With that procedure, I see these possible attacks:
Someone brute forces the key; Speck32 has a 64 bit key. While brute-forcing the key would be beyond the capability of a random hacker, it would be within the capabilities of a determined large organization. If your threat model requires you to be secure against such large adversaries, it's not good enough.
Someone recovers the key in another way. You don't say how you keys are exchanges, but if (for example) you have a global key that everyone uses, then if someone breaks in one device, and grabs the key, then he has everyone's keys.
Looking for repeated values. If someone sees the same ciphertext twice, then he knows the $w$ and $v$ values are repeated (and $r$, but he doesn't care about that). Assuming that $r$ is generated randomly, then you are likely to see a repeat after perhaps 16 repeats of $w, v$ values.
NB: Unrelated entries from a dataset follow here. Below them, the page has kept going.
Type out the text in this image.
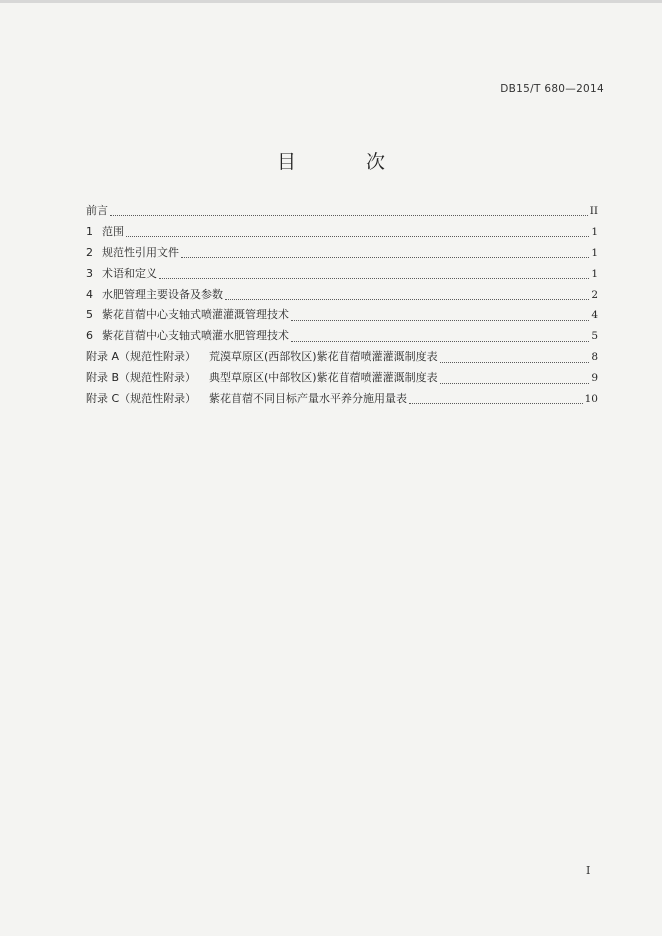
DB15/T 680—2014
目 次
前言	II
1 范围	1
2 规范性引用文件	1
3 术语和定义	1
4 水肥管理主要设备及参数	2
5 紫花苜蓿中心支轴式喷灌灌溉管理技术	4
6 紫花苜蓿中心支轴式喷灌水肥管理技术	5
附录 A（规范性附录）	荒漠草原区(西部牧区)紫花苜蓿喷灌灌溉制度表	8
附录 B（规范性附录）	典型草原区(中部牧区)紫花苜蓿喷灌灌溉制度表	9
附录 C（规范性附录）	紫花苜蓿不同目标产量水平养分施用量表	10
I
Modifying the ciphertext block; if the attacker is able to modify the ciphertext, he can modify it to a value to a value he hasn't seen (which would cause the decrypted $w, v$ values to be effectively random). Alternatively, he could modify it to be a ciphertext he has seen before (in which case, the decrypted $w, v$ values will be what we sent before.
So, to answer your questions:
Even with the low entropy, are the messages individually secure (i.e. the compromise of some doesn't undermine the security of the others)?
Well, assuming that the attacker can't do a key recovery attack, then the best he can do is look for repeated values. If he does see a repeat, and he knows the value in one case, he obviously knows the value in the other. This doesn't tell him anything about any other ciphertext.
Can successful guessing/statistics across a large enough set of messages compromise the key?
No, it doesn't help the attacker. If he has the resources, he can perform the brute force attack on a handful of messages (assuming he can recognize plausible $w, v$ values); more ciphertexts doesn't help him.
There's a temptation to use the last 8 bits for a MAC and/or CRC, but I fear that would make statistical attacks even better. Is that fear warranted?
Well, if you have a fixed value there (dependent on $w, v$), that increases the probability of a repeated ciphertext. Also, if you go with using $r$ as the authentication, I wouldn't bother doing a CRC or a MAC on $w, v$; those are already stirred into the ciphertext. What I would do is either use fixed bits (say, 0; those are easy to generate/verify, and is no less secure than a function of $w, v$), or if you want to add some protection against copy/paste attacks, make $r$ a function of the ciphertext context (e.g. a function of the message sequence number), and have the decryptor check it. Now, it's not great (a random change would still have a 1/256 chance of being accepted), but it's better than nothing).
Some final comments:
One thing you need to worry about is key distribution; that's quite often the Achilles heel of crypto systems. The best crypto system doesn't help if you make it easy for the attacker to learn the keys
Might I suggest you consider using Speck48? Not only does it allow larger keys (making brute force attacks considerably harder), but it allows the $r$ value to be 16 bits larger; if you select $r$ randomly, this means that practically speaking repeated ciphertexts won't happen; if you select $r$ as a function of the message context, that means that a change will have a very good probability of being detected. Of course, that means that you'll have 16 more bits to transmit; you'll need to decide whether that's a viable option.